AUDUSD climbed to June 2018 highs in the 0.7484 zone where the Australian dollar seems to have bumped into resistance
EURUSD has settled marginally below long-term highs registered late last week. On Wednesday, earlier bullish attempts were capped by the 1.2150 local resistance while the initial support arrived at 1.2100. As such, the common currency remains in a consolidative mode after the recent rejection from the highest levels since April 2018. Despite the fact that the euro lacks the upside momentum to extend the rally, downside risks look limited as well. Furthermore, the prices are still well above the ascending 20-DMA, suggesting the pair could regain a more pronounced bullish momentum following the current consolidation.

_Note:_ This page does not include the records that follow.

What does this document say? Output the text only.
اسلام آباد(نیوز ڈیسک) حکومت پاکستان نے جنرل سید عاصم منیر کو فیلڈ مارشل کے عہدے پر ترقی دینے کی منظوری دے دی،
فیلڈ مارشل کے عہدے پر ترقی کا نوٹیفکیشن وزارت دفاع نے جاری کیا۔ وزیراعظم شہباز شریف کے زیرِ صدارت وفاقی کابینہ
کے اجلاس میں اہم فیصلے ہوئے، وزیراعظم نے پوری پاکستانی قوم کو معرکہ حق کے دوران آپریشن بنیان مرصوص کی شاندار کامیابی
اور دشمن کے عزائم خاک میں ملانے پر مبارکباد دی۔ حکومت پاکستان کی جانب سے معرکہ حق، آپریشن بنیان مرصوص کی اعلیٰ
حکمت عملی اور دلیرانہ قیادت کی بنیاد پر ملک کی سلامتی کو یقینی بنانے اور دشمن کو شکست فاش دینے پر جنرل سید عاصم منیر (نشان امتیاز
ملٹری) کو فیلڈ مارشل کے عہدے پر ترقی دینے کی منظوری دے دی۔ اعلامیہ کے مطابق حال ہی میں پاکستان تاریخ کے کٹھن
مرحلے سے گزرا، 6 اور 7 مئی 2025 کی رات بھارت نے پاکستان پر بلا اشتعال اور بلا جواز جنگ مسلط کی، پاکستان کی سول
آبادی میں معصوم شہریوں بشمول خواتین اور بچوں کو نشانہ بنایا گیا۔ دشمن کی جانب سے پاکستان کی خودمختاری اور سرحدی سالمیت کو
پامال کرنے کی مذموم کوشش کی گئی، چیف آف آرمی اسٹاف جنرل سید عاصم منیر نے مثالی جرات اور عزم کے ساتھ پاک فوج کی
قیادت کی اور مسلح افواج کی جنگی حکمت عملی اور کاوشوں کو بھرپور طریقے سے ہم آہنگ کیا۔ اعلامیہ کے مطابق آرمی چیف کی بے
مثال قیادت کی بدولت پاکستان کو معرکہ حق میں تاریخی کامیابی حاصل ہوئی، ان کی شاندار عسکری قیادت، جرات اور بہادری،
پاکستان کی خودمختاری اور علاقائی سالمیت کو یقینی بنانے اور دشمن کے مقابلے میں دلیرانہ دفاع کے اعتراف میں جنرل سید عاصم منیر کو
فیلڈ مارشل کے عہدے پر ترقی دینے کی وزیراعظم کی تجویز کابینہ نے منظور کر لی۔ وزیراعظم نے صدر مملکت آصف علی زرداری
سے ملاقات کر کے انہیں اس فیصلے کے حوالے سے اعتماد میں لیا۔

GBPUSD bounced from the 20-DMA earlier in the day and climbed to local highs around 1.3460. Despite the pair refrains from challenging the 1.35000 barrier following a limited downside correction, the overall picture for the cable remains upbeat, suggesting the rally could be resumed after some hesitation as the greenback remains on the defensive nearly across the board. However, further dynamics in the pair will depend on the outcome of the last-minute UK-EU talks on the Brexit deal in the short term. If successful, the pair could jump to fresh long-term highs following a recovery above the 1.3500 handle and a break above the previous tops in the 1.3540 area.
USDJPY was unchanged on the day ahead of the opening bell on Wall Street. The trading range is getting tighter, with the 20-DMA continues to cap upside attempts in the pair. In the immediate term, the dollar needs to hold above the 104.00 handle in order to make another bull run at the mentioned moving average, today at 104.22. Otherwise, the pair could retreat to 103.80, followed by the 103.60 key local support. As long as the prices stay above this level, bearish risks surrounding the greenback are limited. On the upside, USDJPY needs to reclaim the 104.75 figure as support in order to regain upside ground.
XAUUSD seems to have faced resistance in the $1,875 area on Tuesday and has shifted into a corrective mode today. Despite the retreat from more than three-week highs, the bullion managed to hold above the $1,850 area and was staying marginally above this level as well as above the 20-DMA that arrives around $1,844. If the precious metal retreats below these support levels, a deeper bearish correction could be expected. In this scenario, the next target would arrive at $1,828, followed by $1,806 where the key support represented by the 200-DMA lies. On the four-hour charts, XAUUSD was flirting with the ascending 20-SMA at the time of writing. A break below this moving average on a daily closing basis could signal the increasing selling pressure.
AUDUSD regained the upside momentum on Wednesday following a three-day bearish correction. The pair climbed to June 2018 highs in the 0.7484 zone where the Australian dollar seems to have bumped into resistance and retreated marginally. As a result of the latest rally, the daily RSI rose back to the 70 handle and was about to enter the overbought territory at the time of writing. In other words, a decisive break above the 0.7500 barrier looks unlikely in the short term. However, in a wider picture, the Aussie continues to derive support from the ascending 20-DMA for over a month already, and it looks like the prices will continue the ascent after a short-lived retreat to more attractive levels for another bullish wave.